Comme pour le débat public de 2013 ou les réunions de concertation du PNGMDR de 2019, l’envie était de rappeler ce que l’Histoire des débats publics sur les grands projets nous a appris. Ceux-ci servent surtout à entretenir l’illusion démocratique en invitant la population à faire des lettres au Père Noël de de doléances diverses à des beaux-parleurs formés à la communication non-violente plus qu’à la prévention des risques industriels. Ainsi, aux premiers applaudissements zélés succédèrent des invectives sonore et de retentissants coups de sifflets opportunément dissimulés sous les masques Covid. « Si vous n’êtes pas DUP, exprimez-vous » pensa-t-on lire, en boucle, sur les lèvres de l’animateur de la réunion dont le microphone ne suffisait pas à couvrir les protestations.
Au bout d’une demi-heure, le Powerpoint s’éteignit une ultime fois et la tentative de conférence pris fin. Des petits groupes de discussion et autres chorales se formèrent spontanément.

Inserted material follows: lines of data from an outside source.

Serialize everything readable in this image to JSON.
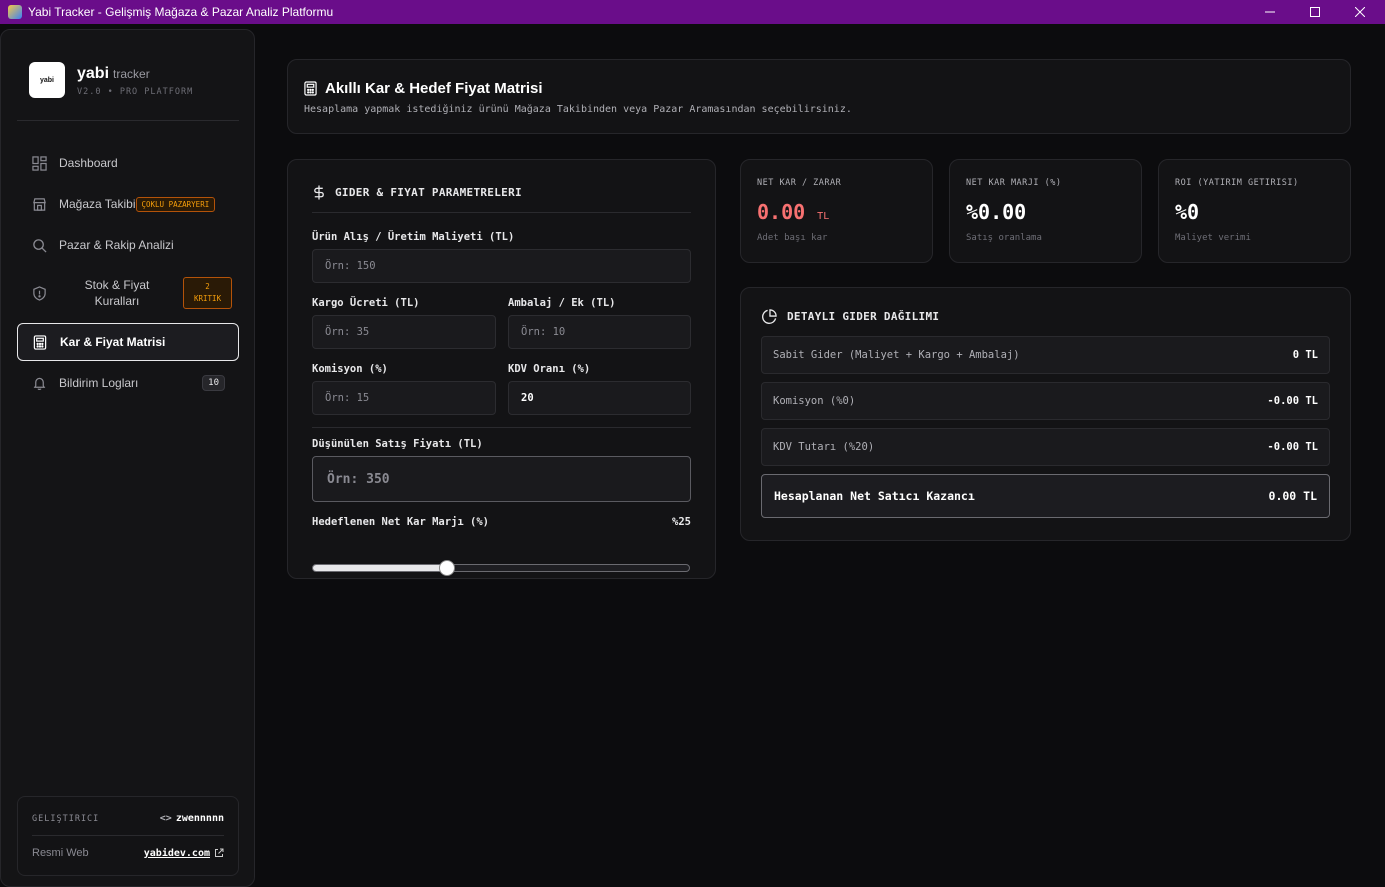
{
  "window": {
    "title": "Yabi Tracker - Gelişmiş Mağaza & Pazar Analiz Platformu",
    "minimize": "—",
    "maximize": "☐",
    "close": "✕"
  },
  "brand": {
    "logo_text": "yabi",
    "name": "yabi",
    "sub": "tracker",
    "version": "V2.0 • PRO PLATFORM"
  },
  "sidebar": {
    "items": [
      {
        "label": "Dashboard",
        "icon": "dashboard-icon"
      },
      {
        "label": "Mağaza Takibi",
        "icon": "store-icon",
        "badge": "ÇOKLU PAZARYERI"
      },
      {
        "label": "Pazar & Rakip Analizi",
        "icon": "search-icon"
      },
      {
        "label_line1": "Stok & Fiyat",
        "label_line2": "Kuralları",
        "icon": "shield-icon",
        "badge_line1": "2",
        "badge_line2": "KRITIK"
      },
      {
        "label": "Kar & Fiyat Matrisi",
        "icon": "calculator-icon",
        "active": true
      },
      {
        "label": "Bildirim Logları",
        "icon": "bell-icon",
        "count": "10"
      }
    ]
  },
  "developer": {
    "label": "GELIŞTIRICI",
    "handle": "zwennnnn",
    "web_label": "Resmi Web",
    "web_link": "yabidev.com"
  },
  "header": {
    "title": "Akıllı Kar & Hedef Fiyat Matrisi",
    "subtitle": "Hesaplama yapmak istediğiniz ürünü Mağaza Takibinden veya Pazar Aramasından seçebilirsiniz."
  },
  "params": {
    "title": "GIDER & FIYAT PARAMETRELERI",
    "cost_label": "Ürün Alış / Üretim Maliyeti (TL)",
    "cost_placeholder": "Örn: 150",
    "cargo_label": "Kargo Ücreti (TL)",
    "cargo_placeholder": "Örn: 35",
    "pack_label": "Ambalaj / Ek (TL)",
    "pack_placeholder": "Örn: 10",
    "commission_label": "Komisyon (%)",
    "commission_placeholder": "Örn: 15",
    "vat_label": "KDV Oranı (%)",
    "vat_value": "20",
    "price_label": "Düşünülen Satış Fiyatı (TL)",
    "price_placeholder": "Örn: 350",
    "margin_label": "Hedeflenen Net Kar Marjı (%)",
    "margin_display": "%25",
    "margin_value": 25,
    "margin_max": 70
  },
  "stats": [
    {
      "label": "NET KAR / ZARAR",
      "value": "0.00",
      "unit": "TL",
      "note": "Adet başı kar"
    },
    {
      "label": "NET KAR MARJI (%)",
      "value": "%0.00",
      "note": "Satış oranlama"
    },
    {
      "label": "ROI (YATIRIM GETIRISI)",
      "value": "%0",
      "note": "Maliyet verimi"
    }
  ],
  "breakdown": {
    "title": "DETAYLI GIDER DAĞILIMI",
    "rows": [
      {
        "label": "Sabit Gider (Maliyet + Kargo + Ambalaj)",
        "value": "0 TL"
      },
      {
        "label": "Komisyon (%0)",
        "value": "-0.00 TL"
      },
      {
        "label": "KDV Tutarı (%20)",
        "value": "-0.00 TL"
      }
    ],
    "total_label": "Hesaplanan Net Satıcı Kazancı",
    "total_value": "0.00 TL"
  },
  "colors": {
    "titlebar": "#6a0d8a",
    "negative": "#f87171",
    "badge": "#f59e0b"
  }
}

Le Meuble, tristement abandonné par la sortie des enquêteurs publics, remplacés par un cordon de gendarmes, put alors être « consulté » par les opposant.es.
La MECDU des ScoT, mélée à des photosde chauve-souris menacées et autres dessins techniques finirent en confettis pour célébrer ce beau moment festif que les employés de l’ANDRA, visiblement nerveu.ses, ne semblaient pas vouloir partager trop longtemps. Une pensée et un petit mot tout de même pour ceux et celles qui auraient bien aimé que le chargé de communication lève ce jour leurs doutes sur le projet Cigéo : « À l’impossible, nul n’est tenu ».
La sortie de la salle s’effectua dans le calme, sans véhémence de la part de l’Équipe Bleue. Malgré tout, compte tenu des circonstances, la projection du Dossier Plogoff en plein air à Gondrecourt ne put avoir lieu. La journée s’acheva donc tranquillement à Mandres par une projection de la Bataille de l’eau noire, un autre excellent récit de lutte du Cinéma Voyageur, accompagnée d’une gorgée de mirabelle hors d’âge.